The agencies’ analysis of intellectual property focuses on preserving both competition and incentives for creativity and innovation. The report indicates that the DOJ and FTC will analyze the vast majority of conduct involving intellectual property rights using a flexible rule of reason approach that considers both the efficiencies of a particular activity as well as any anticompetitive effects it may create. With the agencies’ improved understanding of intellectual property, the agencies can better ensure that intellectual property and antitrust laws continue to achieve their common goals of encouraging innovation, industry and competition.

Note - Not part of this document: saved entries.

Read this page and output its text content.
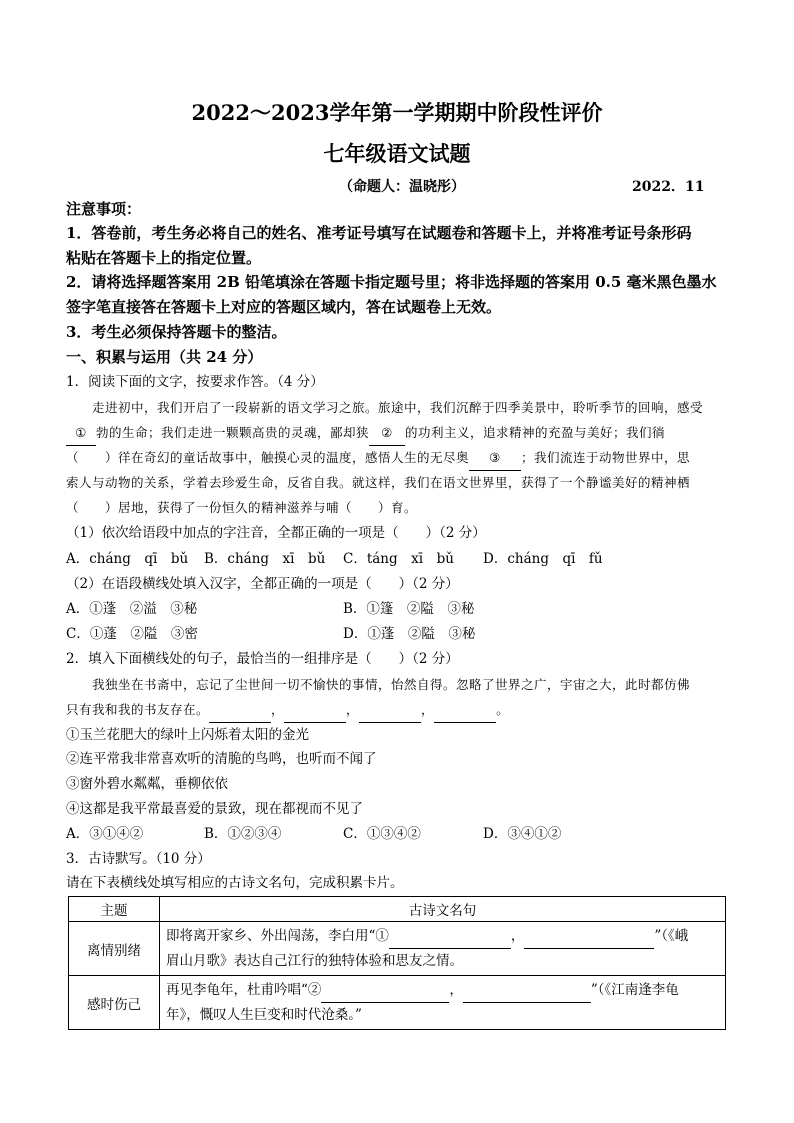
2022～2023学年第一学期期中阶段性评价
七年级语文试题
（命题人：温晓彤）	2022．11
注意事项：
1．答卷前，考生务必将自己的姓名、准考证号填写在试题卷和答题卡上，并将准考证号条形码
粘贴在答题卡上的指定位置。
2．请将选择题答案用 2B 铅笔填涂在答题卡指定题号里；将非选择题的答案用 0.5 毫米黑色墨水
签字笔直接答在答题卡上对应的答题区域内，答在试题卷上无效。
3．考生必须保持答题卡的整洁。
一、积累与运用（共 24 分）
1．阅读下面的文字，按要求作答。（4 分）
走进初中，我们开启了一段崭新的语文学习之旅。旅途中，我们沉醉于四季美景中，聆听季节的回响，感受
① 勃的生命；我们走进一颗颗高贵的灵魂，鄙却狭 ② 的功利主义，追求精神的充盈与美好；我们徜
（ ）徉在奇幻的童话故事中，触摸心灵的温度，感悟人生的无尽奥 ③ ；我们流连于动物世界中，思
索人与动物的关系，学着去珍爱生命，反省自我。就这样，我们在语文世界里，获得了一个静谧美好的精神栖
（　　）居地，获得了一份恒久的精神滋养与哺（　　）育。
（1）依次给语段中加点的字注音，全都正确的一项是（　　）（2 分）
A．cháng　qī　bǔ B．cháng　xī　bǔ C．táng　xī　bǔ D．cháng　qī　fǔ
（2）在语段横线处填入汉字，全都正确的一项是（　　）（2 分）
A．①蓬　②溢　③秘	B．①篷　②隘　③秘
C．①蓬　②隘　③密	D．①蓬　②隘　③秘
2．填入下面横线处的句子，最恰当的一组排序是（　　）（2 分）
我独坐在书斋中，忘记了尘世间一切不愉快的事情，怡然自得。忽略了世界之广，宇宙之大，此时都仿佛
只有我和我的书友存在。	，	，	，	。
①玉兰花肥大的绿叶上闪烁着太阳的金光
②连平常我非常喜欢听的清脆的鸟鸣，也听而不闻了
③窗外碧水粼粼，垂柳依依
④这都是我平常最喜爱的景致，现在都视而不见了
A．③①④②	B．①②③④	C．①③④②	D．③④①②
3．古诗默写。（10 分）
请在下表横线处填写相应的古诗文名句，完成积累卡片。
主题	古诗文名句
离情别绪	即将离开家乡、外出闯荡，李白用“① ， ”（《峨
眉山月歌》表达自己江行的独特体验和思友之情。
感时伤己	再见李龟年，杜甫吟唱“② ， ”（《江南逢李龟
年》，慨叹人生巨变和时代沧桑。”
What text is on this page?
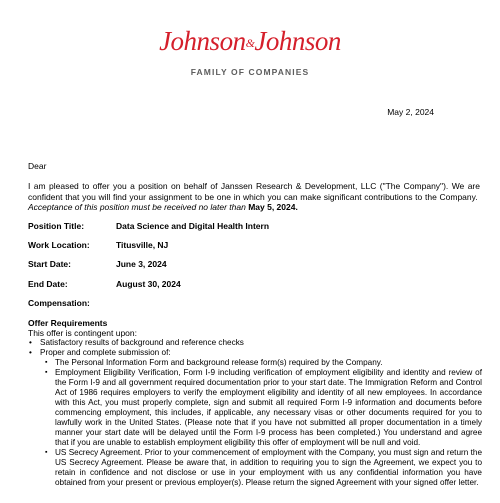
Johnson&Johnson
FAMILY OF COMPANIES
May 2, 2024
Dear
I am pleased to offer you a position on behalf of Janssen Research & Development, LLC ("The Company"). We are confident that you will find your assignment to be one in which you can make significant contributions to the Company.  Acceptance of this position must be received no later than May 5, 2024.
Position Title:	Data Science and Digital Health Intern
Work Location:	Titusville, NJ
Start Date:	June 3, 2024
End Date:	August 30, 2024
Compensation:
Offer Requirements
This offer is contingent upon:
• Satisfactory results of background and reference checks
• Proper and complete submission of:
▪ The Personal Information Form and background release form(s) required by the Company.
▪ Employment Eligibility Verification, Form I-9 including verification of employment eligibility and identity and review of the Form I-9 and all government required documentation prior to your start date. The Immigration Reform and Control Act of 1986 requires employers to verify the employment eligibility and identity of all new employees. In accordance with this Act, you must properly complete, sign and submit all required Form I-9 information and documents before commencing employment, this includes, if applicable, any necessary visas or other documents required for you to lawfully work in the United States. (Please note that if you have not submitted all proper documentation in a timely manner your start date will be delayed until the Form I-9 process has been completed.) You understand and agree that if you are unable to establish employment eligibility this offer of employment will be null and void.
▪ US Secrecy Agreement. Prior to your commencement of employment with the Company, you must sign and return the US Secrecy Agreement. Please be aware that, in addition to requiring you to sign the Agreement, we expect you to retain in confidence and not disclose or use in your employment with us any confidential information you have obtained from your present or previous employer(s). Please return the signed Agreement with your signed offer letter.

The report’s conclusions include the following:
1) antitrust liability for mere unilateral, unconditional refusals to license patents will not play a meaningful part in the interface between patent rights and antitrust protections. Antitrust liability for refusals to license competitors would compel firms to reach out and affirmatively assist their rivals, a result that is in tension with the antitrust laws;
2) Conditional refusals to license that cause competitive harm are subject to antitrust scrutiny;
3) Joint negotiation of licensing terms by standard-setting organization participants before the standard is set can be procompetitive. Such negotiations are unlikely to constitute a per se antitrust violation. The agencies will usually apply a rule of reason analysis when evaluating these joint activities;
4) The agencies evaluate the competitive effects of cross licenses and patent pools under the rule of reason framework articulated in the 1995 Antitrust-IP Guidelines;
5) Combining complementary patents within a pool is generally procompetitive. A combination of complementary intellectual property rights, especially those that block the use of a particular technology or standard, can be an efficient and procompetitive way to disseminate those rights to would-be users of the technology or standard. Including substitute patents in a pool does not make the pool presumptively anticompetitive-competitive effects will be ascertained on a case-by-case basis;
6) The agencies apply a rule of reason analysis to assess intellectual property licensing agreements, including non-assertion clauses, grantbacks, and reach-through royalty agreements;
7) The Antitrust-IP Guidelines will continue to guide the agencies’ analysis of intellectual property tying and bundling. The agencies consider both the anticompetitive effects and the efficiencies attributable to a tie, and would be likely to challenge a tying arrangement if: (1) the seller has market power in the tying product, (2) the arrangement has an adverse effect on competition in the relevant market for the tied product, and (3) efficiency justifications for the arrangement do not outweigh the anticompetitive effects. If a package license constitutes tying, the agencies will evaluate it under the same principles they use to analyze other tying arrangements;
8) The agencies consider both the anticompetitive effects and the efficiencies attributable to a tie or bundle involving intellectual property;
9) The starting point for evaluating practices that extend beyond a patent’s expiration is an analysis of whether the patent in question confers market power. If so, these practices will be evaluated under the agencies’ traditional rule of reason framework, unless the agencies find a particular practice to be a sham cover for naked price fixing or market allocation; and
10) Collecting royalties beyond a patent’s statutory term can be efficient. Although there are limitations on a patent owner’s ability to collect royalties beyond a patent’s statutory term, that practice may permit licensees to pay lower royalty rates over a longer period of time which can reduce the deadweight loss associated with a patent monopoly and allow the patent holder to recover the full value of the patent, thereby preserving innovation incentives.